Monitoring high availability clusters: Why Ping Identity chose Severalnines over SolarWinds
We needed a solution that monitors Galera MySQL clusters and MongoDB, chief reliability engineer tells Computing
"A lot of companies say they're distributed and fault tolerant, but in fact they reside in a single data centre or a single AWS region," said Michael Ward, chief site reliability engineer at Ping Identity, a provider of cloud authentication solutions to some of of the world's largest organisations.
"But PingOne [the firm's cloud-based single sign-on application] is currently deployed to four - soon to be five - different data centres throughout the world."

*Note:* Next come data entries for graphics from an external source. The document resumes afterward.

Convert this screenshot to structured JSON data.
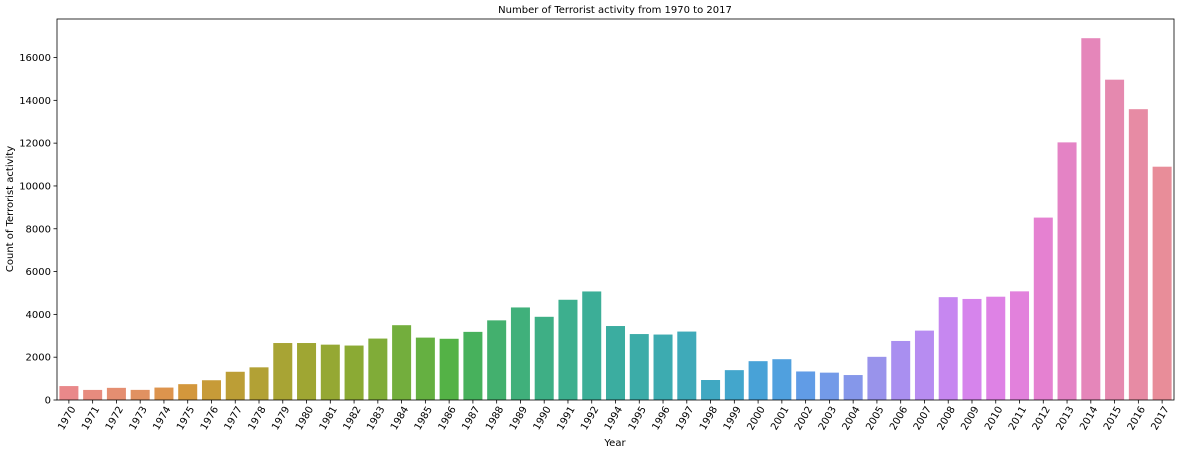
{
  "chart_data": {
    "type": "bar",
    "title": "Number of Terrorist activity from 1970 to 2017",
    "xlabel": "Year",
    "ylabel": "Count of Terrorist activity",
    "ylim": [
      0,
      17800
    ],
    "yticks": [
      0,
      2000,
      4000,
      6000,
      8000,
      10000,
      12000,
      14000,
      16000
    ],
    "grid": false,
    "legend": "none",
    "categories": [
      "1970",
      "1971",
      "1972",
      "1973",
      "1974",
      "1975",
      "1976",
      "1977",
      "1978",
      "1979",
      "1980",
      "1981",
      "1982",
      "1983",
      "1984",
      "1985",
      "1986",
      "1987",
      "1988",
      "1989",
      "1990",
      "1991",
      "1992",
      "1994",
      "1995",
      "1996",
      "1997",
      "1998",
      "1999",
      "2000",
      "2001",
      "2002",
      "2003",
      "2004",
      "2005",
      "2006",
      "2007",
      "2008",
      "2009",
      "2010",
      "2011",
      "2012",
      "2013",
      "2014",
      "2015",
      "2016",
      "2017"
    ],
    "values": [
      651,
      471,
      568,
      473,
      581,
      740,
      923,
      1319,
      1526,
      2662,
      2662,
      2586,
      2544,
      2870,
      3495,
      2915,
      2860,
      3183,
      3721,
      4324,
      3887,
      4683,
      5071,
      3456,
      3081,
      3058,
      3197,
      934,
      1395,
      1814,
      1906,
      1333,
      1278,
      1166,
      2017,
      2758,
      3242,
      4805,
      4721,
      4826,
      5076,
      8522,
      12036,
      16903,
      14965,
      13587,
      10900
    ],
    "colors": [
      "#e9888a",
      "#e78b7e",
      "#e48e71",
      "#e19161",
      "#dd944d",
      "#d3973c",
      "#c79b38",
      "#bc9e36",
      "#b2a135",
      "#a8a434",
      "#9fa633",
      "#95a833",
      "#8baa34",
      "#80ac38",
      "#73ae3d",
      "#65b041",
      "#54b246",
      "#47b15c",
      "#43b06e",
      "#40b07b",
      "#3eaf85",
      "#3daf8e",
      "#3cae97",
      "#3badA0",
      "#3caca8",
      "#3dabb0",
      "#3faab9",
      "#40a8c2",
      "#43a6cc",
      "#48a2d7",
      "#50a0de",
      "#619ce6",
      "#739ae8",
      "#8597ea",
      "#9993eb",
      "#a98ff0",
      "#b78cf1",
      "#c687f0",
      "#d684ec",
      "#de82e5",
      "#e281dc",
      "#e581d1",
      "#e483c5",
      "#e586ba",
      "#e589af",
      "#e78ba4",
      "#e88d99"
    ]
  }
}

As IT systems get more distributed and characterised by multiple vendors and environments, maintaining visibility over the whole becomes ever more important. Add in requirements for zero downtime, strict data governance and minimal latency and you start to see why managing applications across multiple data centres in different time zones is not for the faint-hearted.
"If you don't design your applications and data stores that way from the ground up, it's very hard," Ward said.
Ward told Computing that thanks to the distributed architecture, even when the Boston data centre was flooded for several days during Superstorm Sandy in 2012 the service remained at full capacity.
The resilience is down to ensuring all systems and sub-systems - from a data centre down to a single server - are replicated synchronously and automatically. To ensure there is no drop off in performance, it is also vital that monitoring and management systems are maintained in the event of a disaster.
"If we lose a data centre PingOne is inherently built to failover to an ultimate data centre. We need to be able to have our monitoring still up. If we lost our primary data centre we still need to be able to view all of our clusters," Ward explained.
The all-important configuration data is read and updated by various subsystems deployed in geographically dispersed data centres. This data needs to be strongly consistent across all these locations. To meet these requirements Ping Identity chose Galera Cluster for MySQL for its ability to synchronously replicate data across remote data centres.
However, MySQL is not so suitable for all distributed computing tasks or for when a more flexible data model is required, and for other applications Ping Identity chose MongoDB, the open source NoSQL database. So, PingOne is a complex application, even before you start considering its distributed architecture.
"It's about 20 different micro-services all of which have to interact with each other as well as with the databases. It's not an easy thing to accomplish. As soon as you add another data centre - or continent - the level of effort and diligence and testing that must be put in place to ensure availability becomes that much higher," said Ward.
PingOne is distributed across public cloud and private cloud data centres. To ensure that visibility is maintained across the piece Ping Identity deploys ClusterControl from Swedish company Severalnines. ClusterControl allows operational staff to manage the most popular open source databases (currently MySQL, PostgreSQL and MongoDB) via a single dashboard.
"We have MySQL Galera clusters in three data centres. Being able to see what's going on in all those clusters can help us determine all sorts of issues and narrow them down to a single server. It allows us to get the 10,000 foot view as well as the one foot view," Ward said.
"Consistency is important. While Galera allows us to see some pieces of information, ClusterControl allows us to see that across the whole deployment," he explained, reeling off a long list of performance metrics that are made visible via the dashboard, allowing his team to optimise performance and locate bottlenecks quickly.
Having a ClusterControl server in every data centre helps with maintaining 100 per cent uptime with no loss of performance, Ward said.
"It's basically a hot standby, which means you can have one in each data centre to account for failover issues and still be able to monitor the remainder of the cluster in a network segmentation type of scenario."
Asked why his company originally chose Severalnines three years ago, Ward said price was the main reason. ClusterControl was the best value for monitoring dispersed Galera MySQL clusters. Severalnines also had close ties with the Codership team that developed Galera. At the time Ward was also using the Zabbix monitoring and other SaaS-based tools, and the MONyog MySQL monitoring tool, which Ward said "doesn't handle Galera too well - we wanted something specific to our data stores".
Other options considered included SolarWinds.
"SolarWinds is a good robust tool but limited for data centres and it doesn't offer the value of Severalnines. It's a great solution but requires a lot management time. Severalnines is very simple to set up and get started with and do what you really need," said Ward.
However, one area in which it is lacking is support for Apache Cassandra, which at Ping Identity has replaced MongoDB as NoSQL data store of choice.
"There are a lot of NoSQL databases out there," said Vinay Joosery, Severalnines CEO, in response.
"We have not supported Cassandra so far, but we are taking steps to do so. It is a lot of work when you start monitoring a new data store, but Cassandra is hot and addresses a lot of interesting use cases so hopefully we can do something with it soon."